Por Redação Diário Local
O terror psicológico e a pressão para que funcionários compartilhem propaganda política são as formas mais frequentes de assédio eleitoral no ambiente de trabalho, conforme aponta uma pesquisa do Tribunal Superior do Trabalho (TST).
O estudo qualitativo, realizado com uma amostra de 138 processos de todas as regiões brasileiras, identificou que o terror psicológico está presente em 81,9% dos casos analisados. Essa prática consiste na disseminação de narrativas alarmistas sobre possíveis resultados das eleições, como associações entre a vitória de determinado candidato e crises econômicas, redução de salários ou colapso social.
A Justiça do Trabalho registrou 738 processos de assédio eleitoral no país desde 2023. Os dados constam no Painel Nacional de Monitoramento do Assédio Eleitoral (PNMAE), sistema criado para identificar essas ocorrências.
Como ocorre o assédio no ambiente digital?
O uso de tecnologias é uma ferramenta central para a prática do assédio. De acordo com o TST, ferramentas virtuais estiveram presentes em 67,4% dos processos analisados, sendo o WhatsApp o principal meio utilizado.
Entre as condutas identificadas no meio digital estão a criação de grupos de WhatsApp para fins de propaganda, o envio obrigatório de conteúdos eleitorais e a exigência para que os trabalhadores incluam "santinhos" (panfletos eleitorais) em seus status de redes sociais. Além disso, houve relatos de monitoramento das redes sociais e fiscalização do posicionamento político dos empregados.
A pesquisa também destacou a pressão econômica, identificada em 61,6% dos processos. Isso inclui ameaças de demissão, ameaças relacionadas ao salário ou perda de benefícios, além de ofertas de prêmios e recompensas atreladas a posicionamentos políticos.
O assédio institucional nas empresas
O estudo aponta que o problema raramente é isolado de um gestor individual. Em 92% dos processos analisados, as características apontam para um assédio institucional, o que significa que a pressão política está ligada à cultura ou à estrutura da própria organização.
Nesses cenários, a pesquisa identificou o envolvimento da alta administração e o uso de canais corporativos para propaganda partidária.
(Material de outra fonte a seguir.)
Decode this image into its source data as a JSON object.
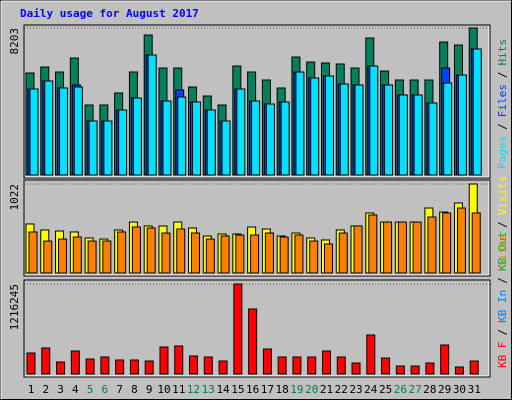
{
  "chart_data": [
    {
      "type": "bar",
      "title": "Daily usage for August 2017",
      "ylim": [
        0,
        8203
      ],
      "yticks": [
        8203
      ],
      "legend_separator": "/",
      "series": [
        {
          "name": "Hits",
          "color": "#00805c",
          "values": [
            5692,
            6026,
            5747,
            6529,
            3906,
            3906,
            4576,
            5747,
            7812,
            5971,
            5971,
            4910,
            4408,
            3906,
            6082,
            5747,
            5301,
            4855,
            6584,
            6305,
            6250,
            6194,
            5971,
            7645,
            5803,
            5301,
            5301,
            5301,
            7421,
            7254,
            8203
          ]
        },
        {
          "name": "Files",
          "color": "#0040ff",
          "values": [
            4799,
            5245,
            4855,
            5022,
            3013,
            3013,
            3627,
            4297,
            6696,
            4129,
            4743,
            4073,
            3627,
            3013,
            4799,
            4129,
            3962,
            4073,
            5747,
            5413,
            5524,
            5078,
            5022,
            6082,
            5022,
            4464,
            4464,
            4018,
            5971,
            5580,
            7031
          ]
        },
        {
          "name": "Pages",
          "color": "#00e0ff",
          "values": [
            4799,
            5245,
            4855,
            4910,
            3013,
            3013,
            3627,
            4297,
            6696,
            4129,
            4352,
            4073,
            3627,
            3013,
            4799,
            4129,
            3962,
            4073,
            5747,
            5413,
            5524,
            5078,
            5022,
            6082,
            5022,
            4464,
            4464,
            4018,
            5134,
            5580,
            7031
          ]
        }
      ]
    },
    {
      "type": "bar",
      "ylim": [
        0,
        1022
      ],
      "yticks": [
        1022
      ],
      "legend_separator": "/",
      "series": [
        {
          "name": "Visits",
          "color": "#ffff00",
          "values": [
            563,
            494,
            482,
            471,
            402,
            390,
            494,
            585,
            540,
            540,
            585,
            517,
            425,
            448,
            448,
            528,
            505,
            425,
            459,
            402,
            379,
            494,
            540,
            689,
            585,
            585,
            585,
            746,
            700,
            804,
            1022
          ]
        },
        {
          "name": "Sites",
          "color": "#ff8000",
          "values": [
            471,
            367,
            390,
            413,
            367,
            367,
            471,
            528,
            517,
            459,
            505,
            459,
            390,
            425,
            436,
            436,
            459,
            413,
            436,
            367,
            333,
            459,
            540,
            666,
            585,
            585,
            585,
            643,
            689,
            746,
            689
          ]
        }
      ]
    },
    {
      "type": "bar",
      "ylim": [
        0,
        1216245
      ],
      "yticks": [
        1216245
      ],
      "legend_separator": "/",
      "categories": [
        "1",
        "2",
        "3",
        "4",
        "5",
        "6",
        "7",
        "8",
        "9",
        "10",
        "11",
        "12",
        "13",
        "14",
        "15",
        "16",
        "17",
        "18",
        "19",
        "20",
        "21",
        "22",
        "23",
        "24",
        "25",
        "26",
        "27",
        "28",
        "29",
        "30",
        "31"
      ],
      "category_colors": [
        "#000000",
        "#000000",
        "#000000",
        "#000000",
        "#008040",
        "#008040",
        "#000000",
        "#000000",
        "#000000",
        "#000000",
        "#000000",
        "#008040",
        "#008040",
        "#000000",
        "#000000",
        "#000000",
        "#000000",
        "#000000",
        "#008040",
        "#008040",
        "#000000",
        "#000000",
        "#000000",
        "#000000",
        "#000000",
        "#008040",
        "#008040",
        "#000000",
        "#000000",
        "#000000",
        "#000000"
      ],
      "series": [
        {
          "name": "KB Out",
          "color": "#00c000",
          "values": [
            null,
            null,
            null,
            null,
            null,
            null,
            null,
            null,
            null,
            null,
            null,
            null,
            null,
            null,
            null,
            null,
            null,
            null,
            null,
            null,
            null,
            null,
            null,
            null,
            null,
            null,
            null,
            null,
            null,
            null,
            null
          ]
        },
        {
          "name": "KB In",
          "color": "#0080ff",
          "values": [
            null,
            null,
            null,
            null,
            null,
            null,
            null,
            null,
            null,
            null,
            null,
            null,
            null,
            null,
            null,
            null,
            null,
            null,
            null,
            null,
            null,
            null,
            null,
            null,
            null,
            null,
            null,
            null,
            null,
            null,
            null
          ]
        },
        {
          "name": "KB F",
          "color": "#ff0000",
          "values": [
            283794,
            351364,
            162168,
            310822,
            202710,
            229738,
            189196,
            189196,
            175682,
            364878,
            378392,
            243252,
            229738,
            175682,
            1216245,
            878410,
            337850,
            229738,
            229738,
            229738,
            310822,
            229738,
            148654,
            527046,
            216224,
            108112,
            108112,
            148654,
            391906,
            94598,
            175682
          ]
        }
      ]
    }
  ]
}
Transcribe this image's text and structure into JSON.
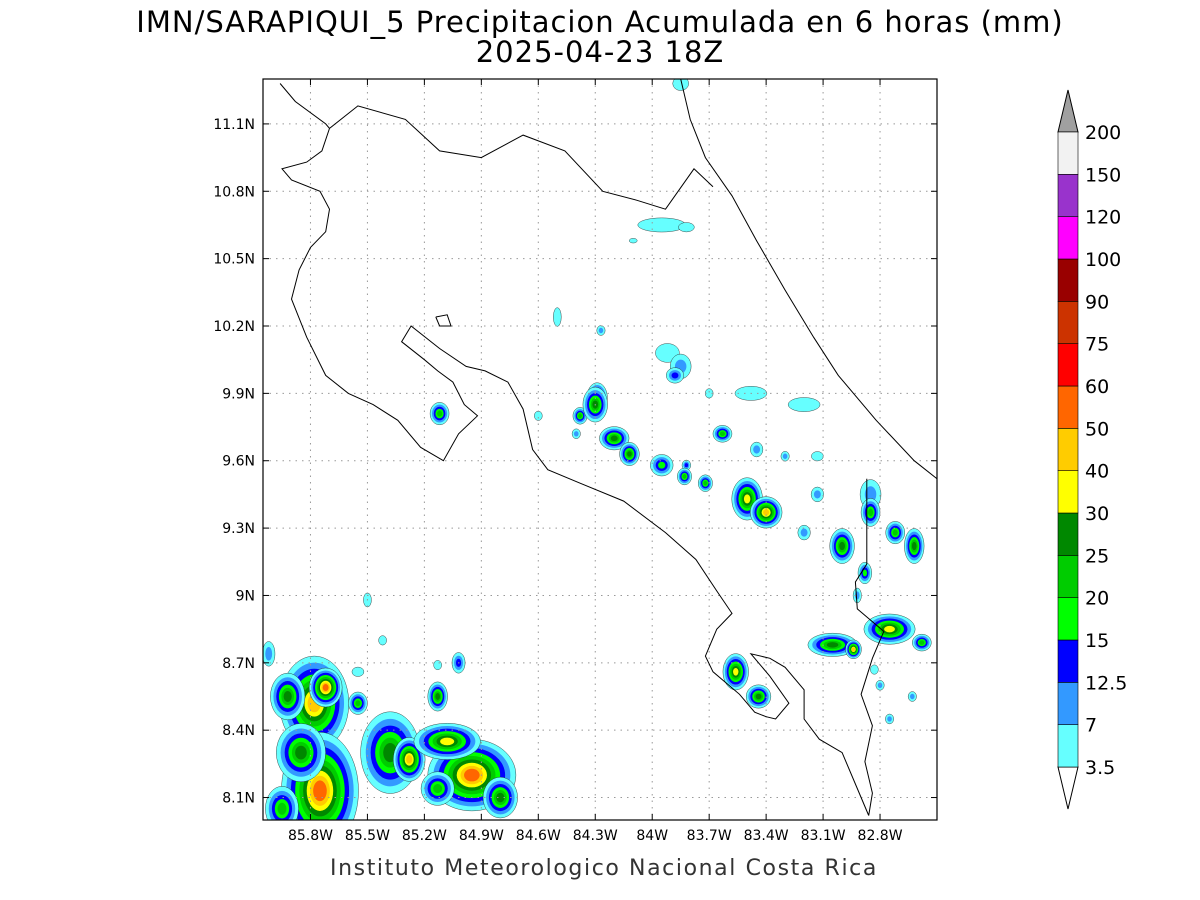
{
  "title_line1": "IMN/SARAPIQUI_5 Precipitacion Acumulada en 6 horas (mm)",
  "title_line2": "2025-04-23 18Z",
  "credit": "Instituto Meteorologico Nacional Costa Rica",
  "map": {
    "lon_range": [
      -86.05,
      -82.5
    ],
    "lat_range": [
      8.0,
      11.3
    ],
    "lon_ticks": [
      {
        "value": -85.8,
        "label": "85.8W"
      },
      {
        "value": -85.5,
        "label": "85.5W"
      },
      {
        "value": -85.2,
        "label": "85.2W"
      },
      {
        "value": -84.9,
        "label": "84.9W"
      },
      {
        "value": -84.6,
        "label": "84.6W"
      },
      {
        "value": -84.3,
        "label": "84.3W"
      },
      {
        "value": -84.0,
        "label": "84W"
      },
      {
        "value": -83.7,
        "label": "83.7W"
      },
      {
        "value": -83.4,
        "label": "83.4W"
      },
      {
        "value": -83.1,
        "label": "83.1W"
      },
      {
        "value": -82.8,
        "label": "82.8W"
      }
    ],
    "lat_ticks": [
      {
        "value": 8.1,
        "label": "8.1N"
      },
      {
        "value": 8.4,
        "label": "8.4N"
      },
      {
        "value": 8.7,
        "label": "8.7N"
      },
      {
        "value": 9.0,
        "label": "9N"
      },
      {
        "value": 9.3,
        "label": "9.3N"
      },
      {
        "value": 9.6,
        "label": "9.6N"
      },
      {
        "value": 9.9,
        "label": "9.9N"
      },
      {
        "value": 10.2,
        "label": "10.2N"
      },
      {
        "value": 10.5,
        "label": "10.5N"
      },
      {
        "value": 10.8,
        "label": "10.8N"
      },
      {
        "value": 11.1,
        "label": "11.1N"
      }
    ],
    "grid": true,
    "coastline": [
      [
        -85.96,
        11.28
      ],
      [
        -85.88,
        11.2
      ],
      [
        -85.72,
        11.1
      ],
      [
        -85.7,
        11.08
      ],
      [
        -85.74,
        10.98
      ],
      [
        -85.82,
        10.93
      ],
      [
        -85.95,
        10.9
      ],
      [
        -85.9,
        10.85
      ],
      [
        -85.75,
        10.8
      ],
      [
        -85.7,
        10.72
      ],
      [
        -85.72,
        10.62
      ],
      [
        -85.8,
        10.55
      ],
      [
        -85.86,
        10.45
      ],
      [
        -85.9,
        10.32
      ],
      [
        -85.82,
        10.15
      ],
      [
        -85.72,
        9.98
      ],
      [
        -85.6,
        9.9
      ],
      [
        -85.47,
        9.85
      ],
      [
        -85.34,
        9.78
      ],
      [
        -85.22,
        9.66
      ],
      [
        -85.1,
        9.6
      ],
      [
        -85.02,
        9.72
      ],
      [
        -84.92,
        9.8
      ],
      [
        -84.99,
        9.85
      ],
      [
        -85.05,
        9.95
      ],
      [
        -85.13,
        10.0
      ],
      [
        -85.2,
        10.05
      ],
      [
        -85.32,
        10.13
      ],
      [
        -85.27,
        10.2
      ],
      [
        -85.12,
        10.1
      ],
      [
        -84.98,
        10.02
      ],
      [
        -84.88,
        10.0
      ],
      [
        -84.76,
        9.95
      ],
      [
        -84.68,
        9.83
      ],
      [
        -84.63,
        9.65
      ],
      [
        -84.55,
        9.56
      ],
      [
        -84.38,
        9.5
      ],
      [
        -84.15,
        9.42
      ],
      [
        -83.93,
        9.28
      ],
      [
        -83.77,
        9.16
      ],
      [
        -83.66,
        9.02
      ],
      [
        -83.58,
        8.92
      ],
      [
        -83.66,
        8.85
      ],
      [
        -83.72,
        8.73
      ],
      [
        -83.68,
        8.66
      ],
      [
        -83.54,
        8.56
      ],
      [
        -83.46,
        8.48
      ],
      [
        -83.4,
        8.46
      ],
      [
        -83.35,
        8.45
      ],
      [
        -83.28,
        8.52
      ],
      [
        -83.38,
        8.64
      ],
      [
        -83.48,
        8.74
      ],
      [
        -83.38,
        8.72
      ],
      [
        -83.3,
        8.68
      ],
      [
        -83.2,
        8.58
      ],
      [
        -83.2,
        8.45
      ],
      [
        -83.12,
        8.36
      ],
      [
        -83.0,
        8.3
      ],
      [
        -82.9,
        8.1
      ],
      [
        -82.86,
        8.02
      ]
    ],
    "coastline_east": [
      [
        -83.85,
        11.3
      ],
      [
        -83.8,
        11.12
      ],
      [
        -83.72,
        10.95
      ],
      [
        -83.58,
        10.78
      ],
      [
        -83.45,
        10.58
      ],
      [
        -83.3,
        10.36
      ],
      [
        -83.15,
        10.15
      ],
      [
        -83.02,
        9.98
      ],
      [
        -82.82,
        9.78
      ],
      [
        -82.62,
        9.6
      ],
      [
        -82.5,
        9.52
      ]
    ],
    "border_nic": [
      [
        -85.7,
        11.08
      ],
      [
        -85.55,
        11.18
      ],
      [
        -85.3,
        11.12
      ],
      [
        -85.12,
        10.98
      ],
      [
        -84.9,
        10.95
      ],
      [
        -84.68,
        11.05
      ],
      [
        -84.46,
        10.98
      ],
      [
        -84.26,
        10.8
      ],
      [
        -84.08,
        10.76
      ],
      [
        -83.93,
        10.72
      ],
      [
        -83.78,
        10.9
      ],
      [
        -83.68,
        10.82
      ]
    ],
    "border_pan": [
      [
        -82.87,
        9.52
      ],
      [
        -82.87,
        9.14
      ],
      [
        -82.93,
        9.06
      ],
      [
        -82.92,
        8.94
      ],
      [
        -82.78,
        8.84
      ],
      [
        -82.84,
        8.72
      ],
      [
        -82.9,
        8.56
      ],
      [
        -82.84,
        8.42
      ],
      [
        -82.88,
        8.26
      ],
      [
        -82.84,
        8.12
      ],
      [
        -82.86,
        8.02
      ]
    ],
    "island": [
      [
        -85.14,
        10.24
      ],
      [
        -85.08,
        10.25
      ],
      [
        -85.06,
        10.2
      ],
      [
        -85.12,
        10.2
      ],
      [
        -85.14,
        10.24
      ]
    ],
    "precip_cells": [
      {
        "lon": -85.78,
        "lat": 8.52,
        "rx": 0.13,
        "ry": 0.15,
        "v": 42
      },
      {
        "lon": -85.72,
        "lat": 8.59,
        "rx": 0.06,
        "ry": 0.06,
        "v": 55
      },
      {
        "lon": -85.92,
        "lat": 8.55,
        "rx": 0.07,
        "ry": 0.08,
        "v": 25
      },
      {
        "lon": -85.75,
        "lat": 8.13,
        "rx": 0.14,
        "ry": 0.18,
        "v": 52
      },
      {
        "lon": -85.85,
        "lat": 8.3,
        "rx": 0.1,
        "ry": 0.1,
        "v": 25
      },
      {
        "lon": -85.95,
        "lat": 8.05,
        "rx": 0.07,
        "ry": 0.08,
        "v": 22
      },
      {
        "lon": -85.38,
        "lat": 8.3,
        "rx": 0.12,
        "ry": 0.14,
        "v": 28
      },
      {
        "lon": -85.28,
        "lat": 8.27,
        "rx": 0.06,
        "ry": 0.07,
        "v": 40
      },
      {
        "lon": -84.95,
        "lat": 8.2,
        "rx": 0.16,
        "ry": 0.11,
        "v": 58
      },
      {
        "lon": -85.08,
        "lat": 8.35,
        "rx": 0.13,
        "ry": 0.06,
        "v": 35
      },
      {
        "lon": -84.8,
        "lat": 8.1,
        "rx": 0.07,
        "ry": 0.07,
        "v": 25
      },
      {
        "lon": -85.13,
        "lat": 8.14,
        "rx": 0.07,
        "ry": 0.06,
        "v": 22
      },
      {
        "lon": -85.13,
        "lat": 8.55,
        "rx": 0.04,
        "ry": 0.05,
        "v": 25
      },
      {
        "lon": -85.02,
        "lat": 8.7,
        "rx": 0.03,
        "ry": 0.04,
        "v": 13
      },
      {
        "lon": -85.55,
        "lat": 8.52,
        "rx": 0.04,
        "ry": 0.04,
        "v": 22
      },
      {
        "lon": -85.12,
        "lat": 9.81,
        "rx": 0.04,
        "ry": 0.04,
        "v": 20
      },
      {
        "lon": -84.29,
        "lat": 9.88,
        "rx": 0.04,
        "ry": 0.05,
        "v": 38
      },
      {
        "lon": -84.2,
        "lat": 9.7,
        "rx": 0.06,
        "ry": 0.04,
        "v": 25
      },
      {
        "lon": -84.12,
        "lat": 9.63,
        "rx": 0.04,
        "ry": 0.04,
        "v": 25
      },
      {
        "lon": -83.95,
        "lat": 9.58,
        "rx": 0.05,
        "ry": 0.04,
        "v": 18
      },
      {
        "lon": -83.82,
        "lat": 9.58,
        "rx": 0.02,
        "ry": 0.02,
        "v": 13
      },
      {
        "lon": -83.88,
        "lat": 9.98,
        "rx": 0.04,
        "ry": 0.03,
        "v": 13
      },
      {
        "lon": -84.38,
        "lat": 9.8,
        "rx": 0.03,
        "ry": 0.03,
        "v": 22
      },
      {
        "lon": -83.63,
        "lat": 9.72,
        "rx": 0.04,
        "ry": 0.03,
        "v": 22
      },
      {
        "lon": -83.5,
        "lat": 9.43,
        "rx": 0.06,
        "ry": 0.07,
        "v": 35
      },
      {
        "lon": -83.4,
        "lat": 9.37,
        "rx": 0.06,
        "ry": 0.05,
        "v": 42
      },
      {
        "lon": -83.0,
        "lat": 9.22,
        "rx": 0.05,
        "ry": 0.06,
        "v": 25
      },
      {
        "lon": -82.85,
        "lat": 9.37,
        "rx": 0.04,
        "ry": 0.05,
        "v": 22
      },
      {
        "lon": -82.72,
        "lat": 9.28,
        "rx": 0.04,
        "ry": 0.04,
        "v": 22
      },
      {
        "lon": -82.62,
        "lat": 9.22,
        "rx": 0.04,
        "ry": 0.06,
        "v": 25
      },
      {
        "lon": -82.75,
        "lat": 8.85,
        "rx": 0.1,
        "ry": 0.05,
        "v": 32
      },
      {
        "lon": -82.58,
        "lat": 8.79,
        "rx": 0.04,
        "ry": 0.03,
        "v": 22
      },
      {
        "lon": -83.05,
        "lat": 8.78,
        "rx": 0.1,
        "ry": 0.04,
        "v": 28
      },
      {
        "lon": -82.94,
        "lat": 8.76,
        "rx": 0.03,
        "ry": 0.03,
        "v": 40
      },
      {
        "lon": -83.56,
        "lat": 8.66,
        "rx": 0.05,
        "ry": 0.06,
        "v": 35
      },
      {
        "lon": -83.44,
        "lat": 8.55,
        "rx": 0.05,
        "ry": 0.04,
        "v": 25
      },
      {
        "lon": -82.88,
        "lat": 9.1,
        "rx": 0.03,
        "ry": 0.04,
        "v": 18
      },
      {
        "lon": -83.72,
        "lat": 9.5,
        "rx": 0.03,
        "ry": 0.03,
        "v": 22
      },
      {
        "lon": -83.83,
        "lat": 9.53,
        "rx": 0.03,
        "ry": 0.03,
        "v": 22
      },
      {
        "lon": -84.3,
        "lat": 9.85,
        "rx": 0.05,
        "ry": 0.06,
        "v": 28
      }
    ],
    "light_cells": [
      {
        "lon": -83.95,
        "lat": 10.65,
        "rx": 0.12,
        "ry": 0.03,
        "v": 4
      },
      {
        "lon": -83.82,
        "lat": 10.64,
        "rx": 0.04,
        "ry": 0.02,
        "v": 5
      },
      {
        "lon": -84.5,
        "lat": 10.24,
        "rx": 0.02,
        "ry": 0.04,
        "v": 4
      },
      {
        "lon": -84.27,
        "lat": 10.18,
        "rx": 0.02,
        "ry": 0.02,
        "v": 8
      },
      {
        "lon": -83.92,
        "lat": 10.08,
        "rx": 0.06,
        "ry": 0.04,
        "v": 5
      },
      {
        "lon": -83.85,
        "lat": 10.02,
        "rx": 0.05,
        "ry": 0.05,
        "v": 8
      },
      {
        "lon": -83.7,
        "lat": 9.9,
        "rx": 0.02,
        "ry": 0.02,
        "v": 4
      },
      {
        "lon": -83.48,
        "lat": 9.9,
        "rx": 0.08,
        "ry": 0.03,
        "v": 5
      },
      {
        "lon": -83.2,
        "lat": 9.85,
        "rx": 0.08,
        "ry": 0.03,
        "v": 5
      },
      {
        "lon": -83.45,
        "lat": 9.65,
        "rx": 0.03,
        "ry": 0.03,
        "v": 8
      },
      {
        "lon": -83.3,
        "lat": 9.62,
        "rx": 0.02,
        "ry": 0.02,
        "v": 8
      },
      {
        "lon": -83.13,
        "lat": 9.62,
        "rx": 0.03,
        "ry": 0.02,
        "v": 5
      },
      {
        "lon": -83.13,
        "lat": 9.45,
        "rx": 0.03,
        "ry": 0.03,
        "v": 8
      },
      {
        "lon": -83.2,
        "lat": 9.28,
        "rx": 0.03,
        "ry": 0.03,
        "v": 8
      },
      {
        "lon": -82.85,
        "lat": 9.45,
        "rx": 0.05,
        "ry": 0.06,
        "v": 8
      },
      {
        "lon": -82.92,
        "lat": 9.0,
        "rx": 0.02,
        "ry": 0.03,
        "v": 8
      },
      {
        "lon": -82.83,
        "lat": 8.67,
        "rx": 0.02,
        "ry": 0.02,
        "v": 4
      },
      {
        "lon": -82.8,
        "lat": 8.6,
        "rx": 0.02,
        "ry": 0.02,
        "v": 8
      },
      {
        "lon": -82.75,
        "lat": 8.45,
        "rx": 0.02,
        "ry": 0.02,
        "v": 8
      },
      {
        "lon": -82.63,
        "lat": 8.55,
        "rx": 0.02,
        "ry": 0.02,
        "v": 8
      },
      {
        "lon": -85.5,
        "lat": 8.98,
        "rx": 0.02,
        "ry": 0.03,
        "v": 4
      },
      {
        "lon": -85.42,
        "lat": 8.8,
        "rx": 0.02,
        "ry": 0.02,
        "v": 5
      },
      {
        "lon": -85.13,
        "lat": 8.69,
        "rx": 0.02,
        "ry": 0.02,
        "v": 4
      },
      {
        "lon": -85.55,
        "lat": 8.66,
        "rx": 0.03,
        "ry": 0.02,
        "v": 4
      },
      {
        "lon": -86.02,
        "lat": 8.74,
        "rx": 0.03,
        "ry": 0.05,
        "v": 8
      },
      {
        "lon": -84.6,
        "lat": 9.8,
        "rx": 0.02,
        "ry": 0.02,
        "v": 4
      },
      {
        "lon": -84.4,
        "lat": 9.72,
        "rx": 0.02,
        "ry": 0.02,
        "v": 8
      },
      {
        "lon": -83.85,
        "lat": 11.28,
        "rx": 0.04,
        "ry": 0.03,
        "v": 5
      },
      {
        "lon": -84.1,
        "lat": 10.58,
        "rx": 0.02,
        "ry": 0.01,
        "v": 4
      }
    ]
  },
  "colorbar": {
    "levels": [
      {
        "label": "3.5",
        "color": "#66ffff"
      },
      {
        "label": "7",
        "color": "#3399ff"
      },
      {
        "label": "12.5",
        "color": "#0000ff"
      },
      {
        "label": "15",
        "color": "#00ff00"
      },
      {
        "label": "20",
        "color": "#00cc00"
      },
      {
        "label": "25",
        "color": "#008800"
      },
      {
        "label": "30",
        "color": "#ffff00"
      },
      {
        "label": "40",
        "color": "#ffcc00"
      },
      {
        "label": "50",
        "color": "#ff6600"
      },
      {
        "label": "60",
        "color": "#ff0000"
      },
      {
        "label": "75",
        "color": "#cc3300"
      },
      {
        "label": "90",
        "color": "#990000"
      },
      {
        "label": "100",
        "color": "#ff00ff"
      },
      {
        "label": "120",
        "color": "#9933cc"
      },
      {
        "label": "150",
        "color": "#f2f2f2"
      },
      {
        "label": "200",
        "color": "#a0a0a0"
      }
    ],
    "under_color": "#ffffff",
    "over_color": "#a0a0a0"
  }
}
Também foram relatadas convocações de funcionários para atividades de campanha, como carreatas e panfletagens, além do uso da jornada de trabalho para fins eleitorais.
A maioria das ações está concentrada em cinco estados: São Paulo, Paraná, Rio Grande do Sul, Rio de Janeiro e Santa Catarina, que somam cerca de 56,3% dos processos registrados. Dos 738 casos totais desde 2023, 644 foram ajuizados por pessoas físicas.
Medidas da Justiça do Trabalho
Desde 1º de agosto, a Justiça do Trabalho mantém plantão para analisar medidas urgentes relacionadas a denúncias de assédio, como ameaças. Além disso, juízes que identificarem indícios de assédio devem comunicar imediatamente o Ministério Público Eleitoral e o Ministério Público do Trabalho.
A Justiça pode determinar ações para interromper o assédio, como a retirada de conteúdos irregulares, a criação de canais de denúncia e a proibição do monitoramento de posicionamentos políticos. O descumprimento dessas ordens pode gerar multas diárias e indenizações por danos morais individuais e coletivos.